Vicenda Iris – Ospedale di Fossano: se ne parla in Regione

Question time proposto da Mauro Campo, Movimento Cinque Stelle

Vicenda Iris – Ospedale di Fossano: se ne parla in Regione

Una vicenda che ha oramai compiuto i vent’anni quella tra Iris, società immobiliare allora proprietaria di terreni nel fossanese, ASL CN1, Regione Piemonte e Comune di Fossano.

Proprio nel 1998, infatti, la società Iris, proprietaria di diversi terreni nella zona compresa tra il cimitero e via del Lucchetto aveva ottenuto il permesso a costruire in parte edifici residenziali e in parte strutture socio assistenziali. L’idea, allora, fu quella di realizzare su quei terreni il polo riabilitativo.

Negli anni tra il 2007 e il 2008 la Regione Piemonte emanò due delibere: la prima di stanziamento di oltre 3 miliardi di Euro per l’acquisto da Iris di quei terreni, e l’altra con la richiesta a Iris di cedere ulteriori appezzamenti in previsione, specificato nelle delibere stesse, di un accordo di programma tra ASL, Comune e IRIS.

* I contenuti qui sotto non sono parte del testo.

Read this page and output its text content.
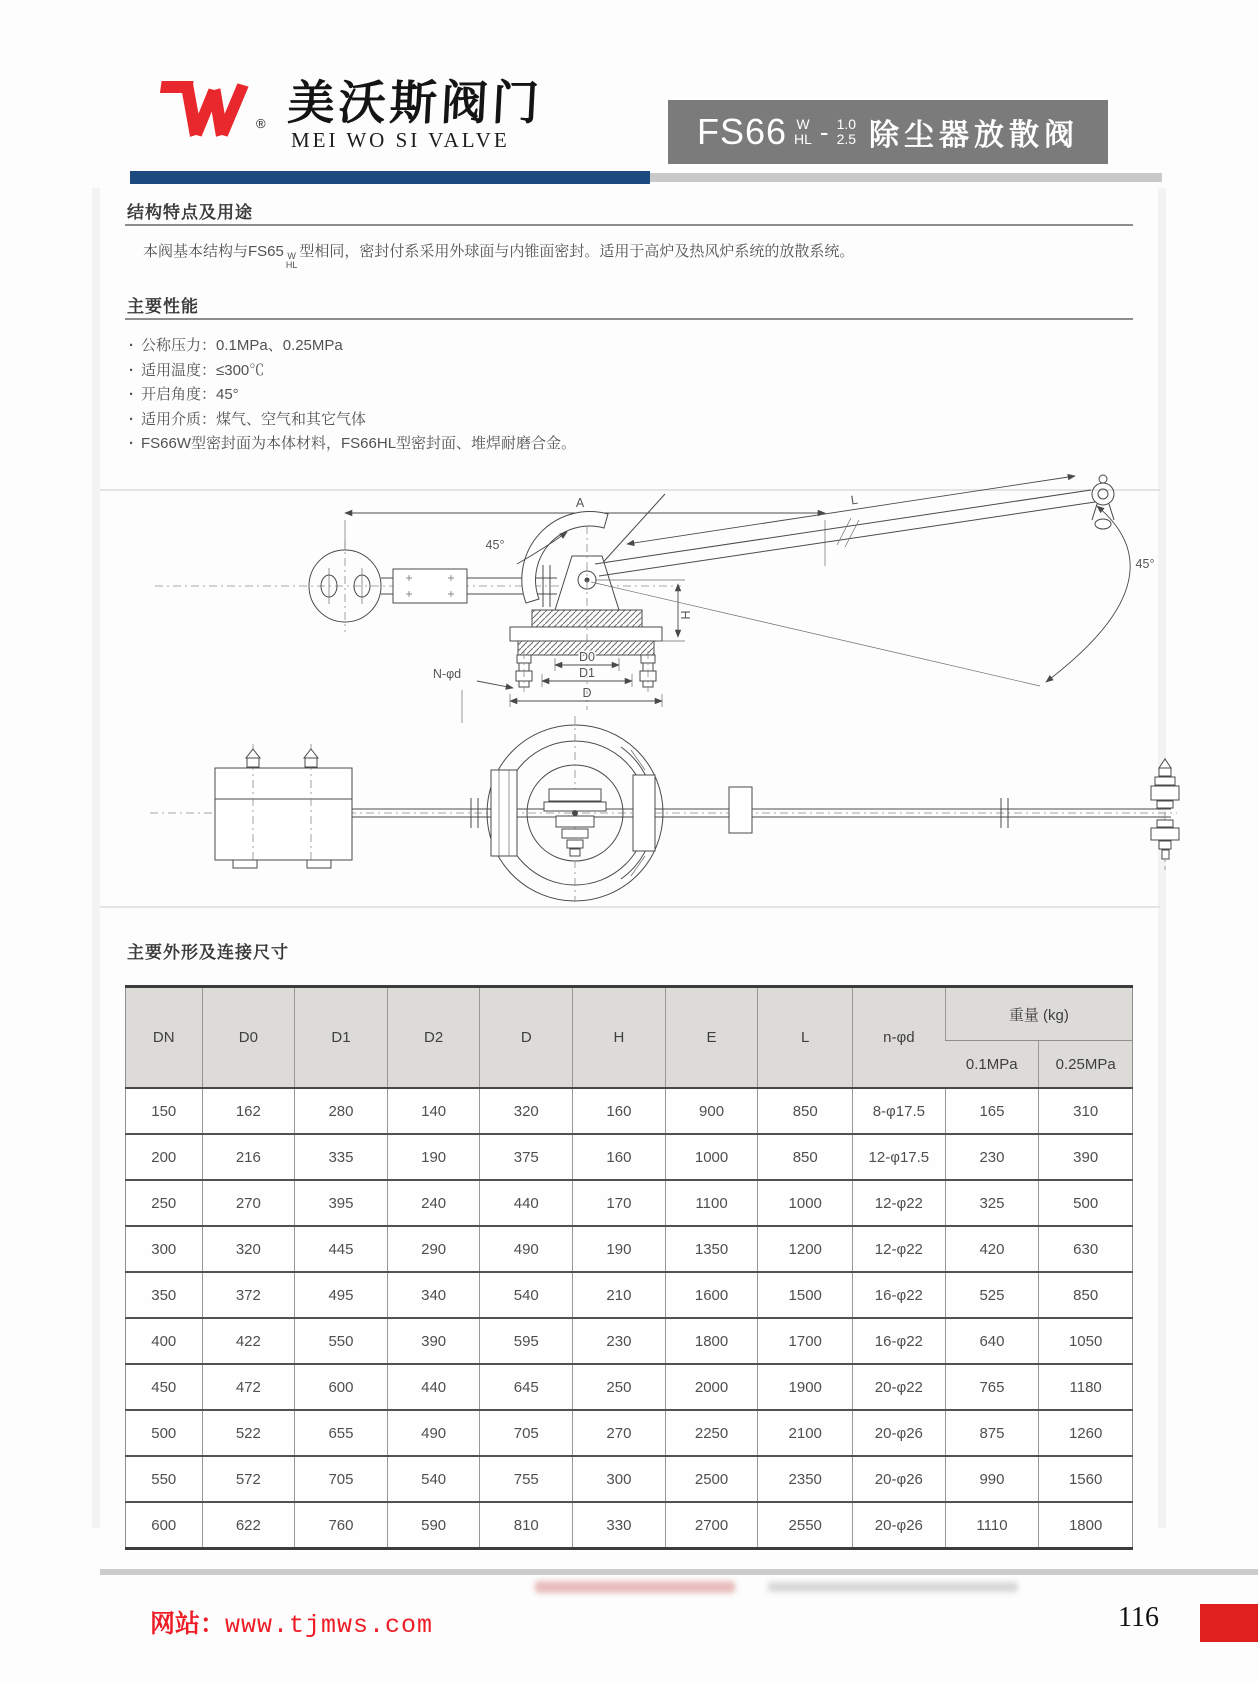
® 美沃斯阀门
MEI WO SI VALVE	FS66 W
HL - 1.0
2.5 除尘器放散阀
结构特点及用途
本阀基本结构与FS65 W
HL
型相同，密封付系采用外球面与内锥面密封。适用于高炉及热风炉系统的放散系统。
主要性能
· 公称压力：0.1MPa、0.25MPa
· 适用温度：≤300℃
· 开启角度：45°
· 适用介质：煤气、空气和其它气体
· FS66W型密封面为本体材料，FS66HL型密封面、堆焊耐磨合金。
A
45°
D0
D1
D
N-φd
H
L
45°
主要外形及连接尺寸
DN	D0	D1	D2	D	H	E	L	n-φd	重量 (kg)	
									0.1MPa	0.25MPa
150	162	280	140	320	160	900	850	8-φ17.5	165	310
200	216	335	190	375	160	1000	850	12-φ17.5	230	390
250	270	395	240	440	170	1100	1000	12-φ22	325	500
300	320	445	290	490	190	1350	1200	12-φ22	420	630
350	372	495	340	540	210	1600	1500	16-φ22	525	850
400	422	550	390	595	230	1800	1700	16-φ22	640	1050
450	472	600	440	645	250	2000	1900	20-φ22	765	1180
500	522	655	490	705	270	2250	2100	20-φ26	875	1260
550	572	705	540	755	300	2500	2350	20-φ26	990	1560
600	622	760	590	810	330	2700	2550	20-φ26	1110	1800
网站：www.tjmws.com	116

Nel 2009 in Regione Piemonte alla giunta Bresso subentrò quella Cota “che si ritrovò con un pesante indebitamento derivante dalle gestioni precedenti -” ha spiegato in conferenza stampa questa mattina, lunedì 9 aprile Mauro Campo -. Nel 2012 prese il via il piano di rientro sulla Sanità che bloccò di fatto gli investimenti, ma, nel caso di Fossano, li sospese senza annullare le delibere e senza, quindi, annullare l’impegno delle parti a trovare una soluzione”.

Nel 2014 torna in Regione Piemonte il centro sinistra: “Gli attori erano gli stessi che avevano voluto l’ospedale a Fossano: Balocco, ex sindaco di Fossano diventa assessore ai trasporti e Moirano direttore generale della sanità, ma di fatto nulla si mosse. L’ASL CN 1 ha fatto ricorso per entrare in possesso dei terreni, ma la clausola dettata dalla delibera del 2008, mai ritirata, è giudicata vincolante. A quel punto abbiamo fatto una interrogazione all’assessore regionale alla sanità Saitta invitandolo al ritiro della delibera stessa”.

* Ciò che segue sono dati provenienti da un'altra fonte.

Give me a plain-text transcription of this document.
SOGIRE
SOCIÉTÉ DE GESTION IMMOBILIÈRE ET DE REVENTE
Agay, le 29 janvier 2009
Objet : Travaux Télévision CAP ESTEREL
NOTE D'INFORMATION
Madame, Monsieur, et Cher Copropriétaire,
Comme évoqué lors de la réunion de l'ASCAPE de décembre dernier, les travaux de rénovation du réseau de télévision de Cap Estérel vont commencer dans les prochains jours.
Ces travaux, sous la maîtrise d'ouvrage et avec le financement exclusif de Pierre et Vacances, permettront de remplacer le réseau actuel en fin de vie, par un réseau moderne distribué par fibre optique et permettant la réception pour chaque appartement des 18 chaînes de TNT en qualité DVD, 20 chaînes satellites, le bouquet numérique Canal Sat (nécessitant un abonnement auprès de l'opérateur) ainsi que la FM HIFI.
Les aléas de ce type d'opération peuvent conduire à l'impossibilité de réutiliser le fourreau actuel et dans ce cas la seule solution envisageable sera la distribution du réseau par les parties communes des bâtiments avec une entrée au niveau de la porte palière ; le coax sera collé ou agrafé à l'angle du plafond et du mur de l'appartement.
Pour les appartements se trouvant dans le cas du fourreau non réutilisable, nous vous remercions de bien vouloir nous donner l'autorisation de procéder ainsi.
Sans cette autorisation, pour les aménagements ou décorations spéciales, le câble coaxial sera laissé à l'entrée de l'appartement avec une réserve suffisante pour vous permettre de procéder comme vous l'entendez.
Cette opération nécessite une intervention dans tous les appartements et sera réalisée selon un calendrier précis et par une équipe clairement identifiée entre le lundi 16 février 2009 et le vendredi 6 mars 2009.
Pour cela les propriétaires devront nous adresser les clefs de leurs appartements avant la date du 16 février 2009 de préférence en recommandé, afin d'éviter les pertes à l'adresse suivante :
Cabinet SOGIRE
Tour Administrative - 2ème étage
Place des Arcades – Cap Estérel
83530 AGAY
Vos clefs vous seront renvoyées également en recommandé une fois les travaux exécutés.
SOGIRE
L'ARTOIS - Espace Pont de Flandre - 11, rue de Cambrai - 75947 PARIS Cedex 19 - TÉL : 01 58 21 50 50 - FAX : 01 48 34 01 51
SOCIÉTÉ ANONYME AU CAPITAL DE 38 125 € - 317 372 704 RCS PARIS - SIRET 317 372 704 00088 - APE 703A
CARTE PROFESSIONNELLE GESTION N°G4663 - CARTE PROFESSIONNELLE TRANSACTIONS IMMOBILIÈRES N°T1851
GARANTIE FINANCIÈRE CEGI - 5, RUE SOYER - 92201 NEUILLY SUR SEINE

Di fatto la delibera, al momento, è ancora in vigore e anche il ricorso in appello dell’ASL ha confermato che, a fronte di tale delibera, di fatto la situazione è cristallizzata con l’ASL che non può disporre del terreno e IRIS che non può incassare il compenso.

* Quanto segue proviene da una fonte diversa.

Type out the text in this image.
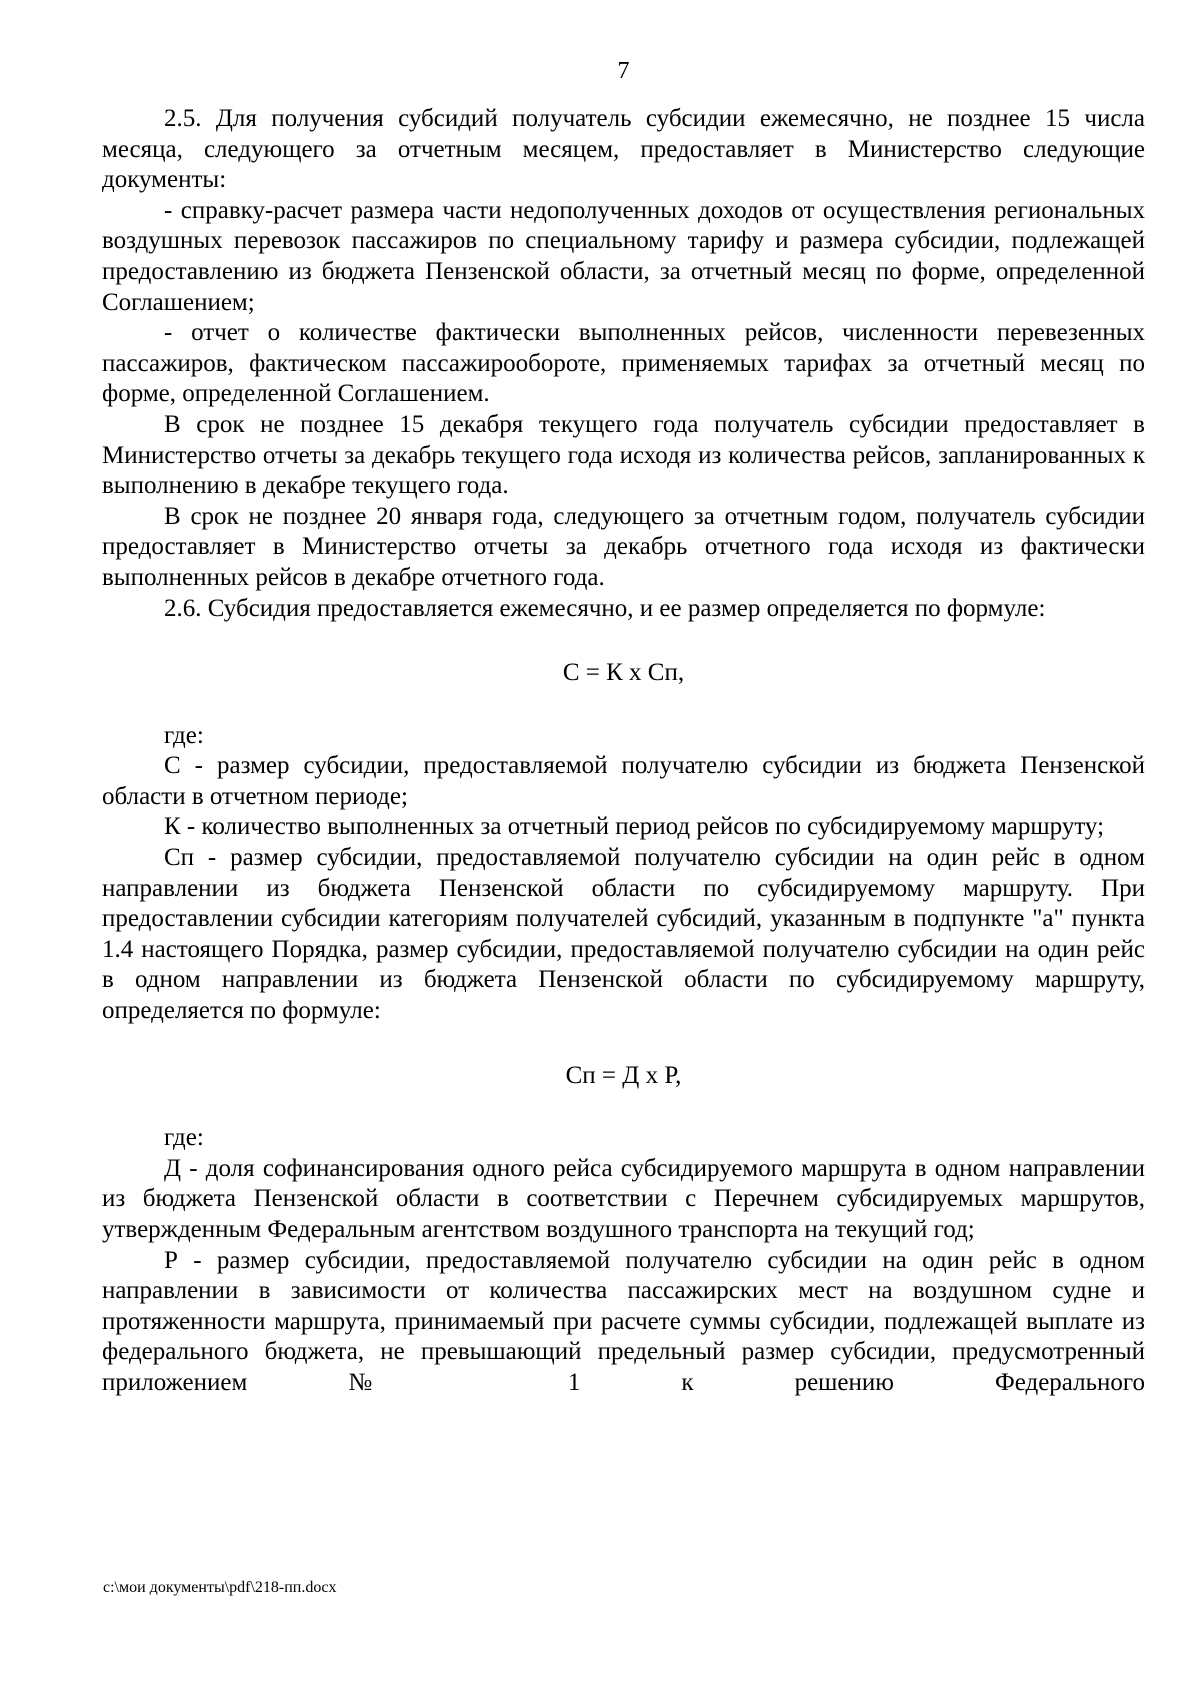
7

2.5. Для получения субсидий получатель субсидии ежемесячно, не позднее 15 числа месяца, следующего за отчетным месяцем, предоставляет в Министерство следующие документы:

- справку-расчет размера части недополученных доходов от осуществления региональных воздушных перевозок пассажиров по специальному тарифу и размера субсидии, подлежащей предоставлению из бюджета Пензенской области, за отчетный месяц по форме, определенной Соглашением;

- отчет о количестве фактически выполненных рейсов, численности перевезенных пассажиров, фактическом пассажирообороте, применяемых тарифах за отчетный месяц по форме, определенной Соглашением.

В срок не позднее 15 декабря текущего года получатель субсидии предоставляет в Министерство отчеты за декабрь текущего года исходя из количества рейсов, запланированных к выполнению в декабре текущего года.

В срок не позднее 20 января года, следующего за отчетным годом, получатель субсидии предоставляет в Министерство отчеты за декабрь отчетного года исходя из фактически выполненных рейсов в декабре отчетного года.

2.6. Субсидия предоставляется ежемесячно, и ее размер определяется по формуле:

С = К х Сп,

где:

С - размер субсидии, предоставляемой получателю субсидии из бюджета Пензенской области в отчетном периоде;

К - количество выполненных за отчетный период рейсов по субсидируемому маршруту;

Сп - размер субсидии, предоставляемой получателю субсидии на один рейс в одном направлении из бюджета Пензенской области по субсидируемому маршруту. При предоставлении субсидии категориям получателей субсидий, указанным в подпункте "а" пункта 1.4 настоящего Порядка, размер субсидии, предоставляемой получателю субсидии на один рейс в одном направлении из бюджета Пензенской области по субсидируемому маршруту, определяется по формуле:

Сп = Д х Р,

где:

Д - доля софинансирования одного рейса субсидируемого маршрута в одном направлении из бюджета Пензенской области в соответствии с Перечнем субсидируемых маршрутов, утвержденным Федеральным агентством воздушного транспорта на текущий год;

Р - размер субсидии, предоставляемой получателю субсидии на один рейс в одном направлении в зависимости от количества пассажирских мест на воздушном судне и протяженности маршрута, принимаемый при расчете суммы субсидии, подлежащей выплате из федерального бюджета, не превышающий предельный размер субсидии, предусмотренный приложением № 1 к решению Федерального

c:\мои документы\pdf\218-пп.docx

Domani in consiglio regionale il consigliere Cinque Stelle Mauro Campo ripercorrerà i passi della vicenda e interrogherà l’assessore regionale alla Sanità Antonio Saitta per “per sapere se e quando intenda ritirare la D.G.R n° 94-9418 del 01/08/2008, attualmente sospesa, e procedere nell’individuare, in accordo con L’ASL CN1 ed il Comune di Fossano, una composizione risolutiva della questione con l’impresa coinvolta”.

Alla conferenza stampa di questa mattina era presente anche la parlamentare Fabiana Dadone e la consigliera comunale Ilaria Riccardi: “Ci sono giunte voci che il proprietario di IRIS abbia incontrato il sindaco di Fossano Davide Sordella e l’assessore regionale Francesco Balocco. Spero che non venga a nessuno in mente di usare l’urbanistica per mettere la pezza a errori del passato” ha commentato la consigliera comunale Riccardi.